Mit Federn, Haut und Haar

Stefan Zweig, Maria Stuart und die Political Correctness

Aus heutiger Sicht scheint Zweigs Text über die Königin politisch ziemlich unkorrekt – aber soll man deswegen seine Schriften ein zweites Mal verbrennen?

Wie in meinem letzten Kommentar geschildert, schuf Stefan Zweig mit seiner Biografie von Maria Stuart (1935) eine fein ziselierte Darstellung des Machtkampfes mit ihrer großen Gegenspielerin Elisabeth I. Zweig lieferte damit vor allem auch ein allzeit gültiges Lehrstück zur komplexen menschlichen Natur. Sein Text beruht auf eingehendem Quellenstudium in London, also auf „den Fakten“. Die bleiben aber unklar-subjektiv, stammen doch die historischen Dokumente von den Beteiligten in einem feinen bis brutalen Ränkespiel zwischen England, Frankreich, der katholischen und der protestantischen Seite, beeinflusst von vielen individuellen Interessen.

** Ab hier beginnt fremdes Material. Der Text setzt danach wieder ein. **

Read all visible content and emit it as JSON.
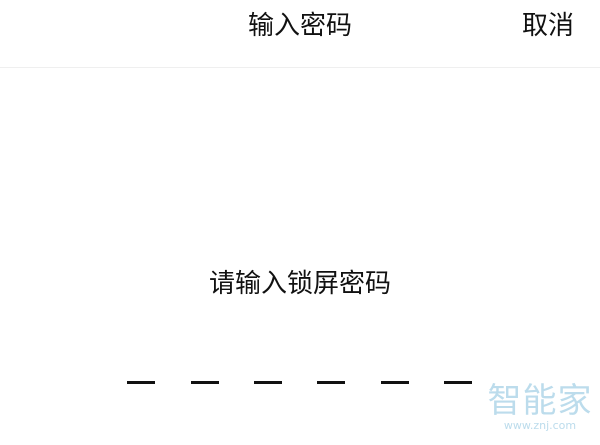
{
  "header": {
    "title": "输入密码",
    "cancel_label": "取消"
  },
  "main": {
    "prompt": "请输入锁屏密码",
    "pin_length": 6
  },
  "watermark": {
    "brand": "智能家",
    "url": "www.znj.com"
  }
}
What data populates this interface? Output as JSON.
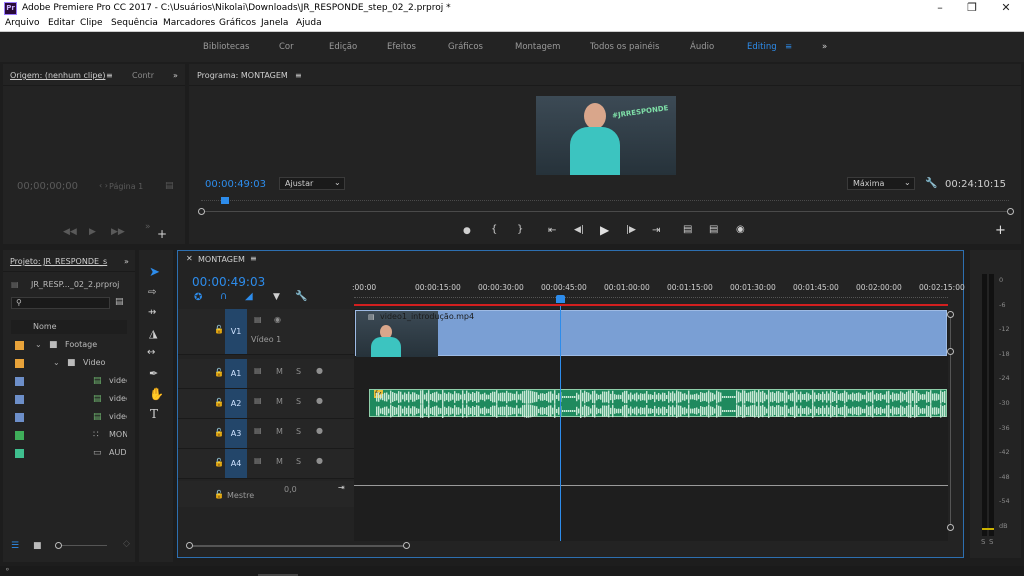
{
  "window": {
    "title": "Adobe Premiere Pro CC 2017 - C:\\Usuários\\Nikolai\\Downloads\\JR_RESPONDE_step_02_2.prproj *",
    "app_icon": "Pr"
  },
  "menu": [
    "Arquivo",
    "Editar",
    "Clipe",
    "Sequência",
    "Marcadores",
    "Gráficos",
    "Janela",
    "Ajuda"
  ],
  "workspaces": {
    "items": [
      "Bibliotecas",
      "Cor",
      "Edição",
      "Efeitos",
      "Gráficos",
      "Montagem",
      "Todos os painéis",
      "Áudio",
      "Editing"
    ],
    "active": "Editing"
  },
  "source_monitor": {
    "tab_label": "Origem: (nenhum clipe)",
    "tab2_label": "Contr",
    "timecode": "00;00;00;00",
    "page": "Página 1"
  },
  "program_monitor": {
    "tab_label": "Programa: MONTAGEM",
    "timecode": "00:00:49:03",
    "fit": "Ajustar",
    "quality": "Máxima",
    "duration": "00:24:10:15",
    "video_overlay_text": "#JRRESPONDE"
  },
  "project": {
    "tab_label": "Projeto: JR_RESPONDE_s",
    "file_name": "JR_RESP..._02_2.prproj",
    "column_name": "Nome",
    "items": [
      {
        "label": "Footage",
        "type": "folder",
        "indent": 0,
        "color": "#e8a33a"
      },
      {
        "label": "Video",
        "type": "folder",
        "indent": 1,
        "color": "#e8a33a"
      },
      {
        "label": "video",
        "type": "clip",
        "indent": 2,
        "color": "#6d8fc9"
      },
      {
        "label": "video",
        "type": "clip",
        "indent": 2,
        "color": "#6d8fc9"
      },
      {
        "label": "video",
        "type": "clip",
        "indent": 2,
        "color": "#6d8fc9"
      },
      {
        "label": "MONTAGE",
        "type": "sequence",
        "indent": 2,
        "color": "#3fae5a"
      },
      {
        "label": "AUDIO_BI",
        "type": "audio",
        "indent": 2,
        "color": "#3fbf8f"
      }
    ]
  },
  "timeline": {
    "tab_label": "MONTAGEM",
    "timecode": "00:00:49:03",
    "ruler_labels": [
      ":00:00",
      "00:00:15:00",
      "00:00:30:00",
      "00:00:45:00",
      "00:01:00:00",
      "00:01:15:00",
      "00:01:30:00",
      "00:01:45:00",
      "00:02:00:00",
      "00:02:15:00"
    ],
    "video_tracks": [
      {
        "id": "V1",
        "name": "Vídeo 1"
      }
    ],
    "audio_tracks": [
      "A1",
      "A2",
      "A3",
      "A4"
    ],
    "master_label": "Mestre",
    "master_value": "0,0",
    "video_clip_name": "video1_introdução.mp4",
    "playhead_time": "00:00:49:03"
  },
  "audio_meter": {
    "labels": [
      "0",
      "-6",
      "-12",
      "-18",
      "-24",
      "-30",
      "-36",
      "-42",
      "-48",
      "-54",
      "dB"
    ],
    "solo_labels": [
      "S",
      "S"
    ]
  },
  "colors": {
    "accent": "#2d8ceb",
    "video_clip": "#7a9fd4",
    "audio_clip": "#1f8a5e",
    "playhead": "#2d8ceb",
    "work_area": "#d21f1f"
  }
}
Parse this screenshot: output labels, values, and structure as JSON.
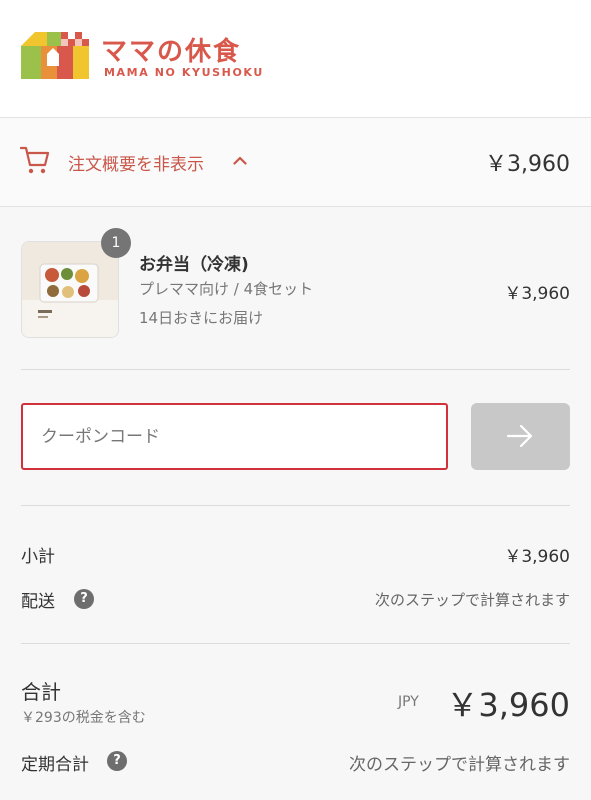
{
  "header": {
    "brand_name": "ママの休食",
    "brand_sub": "MAMA NO KYUSHOKU",
    "colors": {
      "brand": "#d9584c"
    }
  },
  "summary": {
    "toggle_label": "注文概要を非表示",
    "toggle_icon": "chevron-up-icon",
    "cart_icon": "cart-icon",
    "total": "￥3,960"
  },
  "item": {
    "quantity": "1",
    "name": "お弁当（冷凍)",
    "variant": "プレママ向け / 4食セット",
    "delivery": "14日おきにお届け",
    "price": "￥3,960"
  },
  "coupon": {
    "placeholder": "クーポンコード",
    "button_icon": "arrow-right-icon"
  },
  "costs": {
    "subtotal_label": "小計",
    "subtotal_value": "￥3,960",
    "shipping_label": "配送",
    "shipping_value": "次のステップで計算されます",
    "help_glyph": "?"
  },
  "total": {
    "label": "合計",
    "tax_note": "￥293の税金を含む",
    "currency": "JPY",
    "amount": "￥3,960",
    "recurring_label": "定期合計",
    "recurring_value": "次のステップで計算されます"
  }
}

Auf der Strecke blieb die 1587 enthauptete Maria Stuart, vor allem aber Schottland und seine Bevölkerung, in vielen Kriegen ausgeblutet und als Spielgeld missbraucht in den Kämpfen zwischen den im Stile von Wikingerhäuptlingen agierenden schottischen Lords, für die Loyalität ein Fremdwort und die eigene Bereicherung oberste Maxime war.

Nicht bloß aufgrund der Quellenlage entstand mit der Zweig'schen Geschichtsdeutung keine „objektive Wahrheit“ über Maria Stuart – im Gegensatz zu der daraus resultierenden zeitlosen Darstellung menschlichen Verhaltens. So stolpert man in diesem Text auch immer wieder über den kruden Zeitgeist der 1930er-Jahre, über einen damals üblichen Alltagsfaschismus, der ja auch Nährboden des politischen Faschismus in Form des Nationalsozialismus war. Zweigs erzkonservative Einstellung zu Macht und zur Gleichstellung von Frauen zeigt sich etwa in folgenden Passagen: „Denn trotz ihrem überragenden Format bleiben diese beiden Frauen (Maria und Elisabeth) immerhin Frauen, sie können die Schwäche ihres Geschlechts nicht überwinden, Feindschaften, statt aufrichtig, immer nur mesquin und hinterhältig auszutragen.“ Oder zum Fortschritt: „Mit Elisabeth siegte der Wille der Geschichte, der vorwärts drängt, der die abgelegten Schalen hinter sich schleudert . . .“ – klingt wie Nazijargon, ist aber von Zweig.

Wahrscheinlich, dass diese Zweig'sche Weltsicht Maria Stuart etwas zu heldenhaft malt, als eine verwegene Reiterin, Jägerin und Kriegerin, die gelegentlich sogar im Stil von Jeanne d'Arc ihr Heer in die Schlacht führt; und dass Elisabeth I. zu sehr als von ihren (männlichen) Beratern abhängige Zaudernde dargestellt wird. Dieser Macho-Zweig mag heute politisch unkorrekt erscheinen und mancherlei Gefühle verletzen – aber soll man deswegen seine Schriften ein zweites Mal verbrennen? Diese Frage ist im Lichte der modernen Political-Correctness-Prüderie weniger absurd, als sie klingen mag. Heute sind Empörung und Dünnhäutigkeit offenbar beliebig steigerbar, sie lassen sich ja auch ganz famos in politische Keulen ummünzen. Folge ist u. a. ein geschichts-bewusstloses Ausgeliefertsein an das Jetzt. Folglich herrscht von Lieschen Müller bis Papst Franziskus die Gesinnungsethik mit ihren Denkverboten, diversen Abhängigkeiten und Hörigkeiten; übrigens bis in die Universitäten hinein, die eigentlich Horte freien Denkens sein sollten.

Was gegen die immer stärkere Verweigerung der Denk- und Diskursfreiheit hilft? Vielleicht sollte man im Falle von politisch instrumentalisierbaren Empfindlichkeiten stets die Grundfrage des cui bono stellen. Das lehren beispielsweise auch Stefan Zweig und seine vielschichtige Maria Stuart.